Mounir Moumni, Rabat

Safari électoral
En réfléchissant aux élections communales, une image me vient à l'esprit : la savane. Il y a des guépards et des gnous en alerte, chacun de son côté. Les guépards s'approchent, guettent, changent de tactique, patientent, organisent leurs interventions. Les gnous, eux, mangent, boivent et attendent le coup final. Ils savent qu'ils seront victimes, mais pas quand ils seront attaqués. Ils ont peur, s'impatientent. L’ennemi s'approche, l'angoisse augmente, la panique est générale, tout le monde se sauve.
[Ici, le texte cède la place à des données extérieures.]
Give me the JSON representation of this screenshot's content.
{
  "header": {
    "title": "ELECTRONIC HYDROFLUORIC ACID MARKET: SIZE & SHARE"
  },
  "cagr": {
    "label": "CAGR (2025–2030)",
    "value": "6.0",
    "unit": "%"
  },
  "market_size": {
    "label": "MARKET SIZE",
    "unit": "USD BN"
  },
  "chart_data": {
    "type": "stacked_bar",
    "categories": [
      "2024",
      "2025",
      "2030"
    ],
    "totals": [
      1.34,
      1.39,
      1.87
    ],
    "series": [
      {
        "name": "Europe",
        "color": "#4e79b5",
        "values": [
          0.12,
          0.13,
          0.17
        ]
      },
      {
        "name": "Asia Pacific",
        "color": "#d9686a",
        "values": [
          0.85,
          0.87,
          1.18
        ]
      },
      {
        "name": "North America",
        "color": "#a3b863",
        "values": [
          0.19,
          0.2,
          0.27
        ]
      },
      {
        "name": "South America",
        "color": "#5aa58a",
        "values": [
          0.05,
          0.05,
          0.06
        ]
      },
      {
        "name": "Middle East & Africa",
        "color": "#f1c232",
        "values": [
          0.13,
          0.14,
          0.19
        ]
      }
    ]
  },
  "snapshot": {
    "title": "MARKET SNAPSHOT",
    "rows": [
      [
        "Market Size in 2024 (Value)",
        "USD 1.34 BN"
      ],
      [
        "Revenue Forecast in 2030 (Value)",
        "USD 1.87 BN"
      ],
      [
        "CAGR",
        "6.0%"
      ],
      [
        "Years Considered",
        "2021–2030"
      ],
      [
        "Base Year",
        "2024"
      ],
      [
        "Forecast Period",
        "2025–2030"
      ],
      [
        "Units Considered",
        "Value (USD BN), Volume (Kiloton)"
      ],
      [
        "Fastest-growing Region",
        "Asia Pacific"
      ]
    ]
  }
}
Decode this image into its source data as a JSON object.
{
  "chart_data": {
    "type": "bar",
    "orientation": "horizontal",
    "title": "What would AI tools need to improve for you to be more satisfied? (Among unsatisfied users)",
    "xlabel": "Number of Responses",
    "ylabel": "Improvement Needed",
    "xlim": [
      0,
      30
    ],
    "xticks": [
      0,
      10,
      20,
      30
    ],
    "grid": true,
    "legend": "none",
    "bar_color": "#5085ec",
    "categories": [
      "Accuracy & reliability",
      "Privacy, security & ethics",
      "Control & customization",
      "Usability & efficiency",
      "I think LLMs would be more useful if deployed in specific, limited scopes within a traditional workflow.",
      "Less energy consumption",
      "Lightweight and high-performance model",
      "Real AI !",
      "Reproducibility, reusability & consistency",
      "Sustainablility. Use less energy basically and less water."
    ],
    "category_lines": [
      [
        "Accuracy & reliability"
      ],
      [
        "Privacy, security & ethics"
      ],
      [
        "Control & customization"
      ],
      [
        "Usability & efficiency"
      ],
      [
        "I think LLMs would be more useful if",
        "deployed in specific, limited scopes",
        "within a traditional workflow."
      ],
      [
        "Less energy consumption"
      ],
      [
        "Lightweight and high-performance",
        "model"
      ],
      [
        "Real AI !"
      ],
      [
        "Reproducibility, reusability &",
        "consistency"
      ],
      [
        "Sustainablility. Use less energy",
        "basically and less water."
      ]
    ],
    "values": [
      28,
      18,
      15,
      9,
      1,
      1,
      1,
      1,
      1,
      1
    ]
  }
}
Et, hélas, les plus faibles sont pris au piège.
Moufid Mouhcine, Agadir

Pauvre classe moyenne
Selon le HCP, 53% de la population se situent dans les classes moyennes, gagnant entre 2800 et 6736 DH par mois (TelQuel n°372). On a une large, très large classe moyenne. Et aussi une pauvre classe moyenne (contrairement à la définition même de cette classe). En tenant compte de ce rapport, plusieurs mesures prises auparavant, notamment par le gouvernement, seraient caduques. Les produits logement lancés tambour battant par le ministère de l’Habitat, destinés à la classe moyenne et dont les prix se situent entre 600 000 DH et 800 000 DH seraient inappropriés. Une simulation pour les mensualités que doit payer une famille de classe moyenne touchant 2800 DH, pour un prêt de 600 000 sur 20 ans et un taux d’intérêt de 6% montre cette absurdité : cette famille doit payer plus que ce qu’elle gagne par mois : 4537 DH. Les riches de cette classe moyenne version HCP, qui contractent un prêt de 800 000 DH, eux, doivent payer presque leur salaire : 6049 DH par mois. Les seuls produits qui seraient appropriés à cette classe moyenne version Ahmed Lahlimi, Haut commissaire au plan, sont les nouveaux produits à 140 000 DH et le logement social.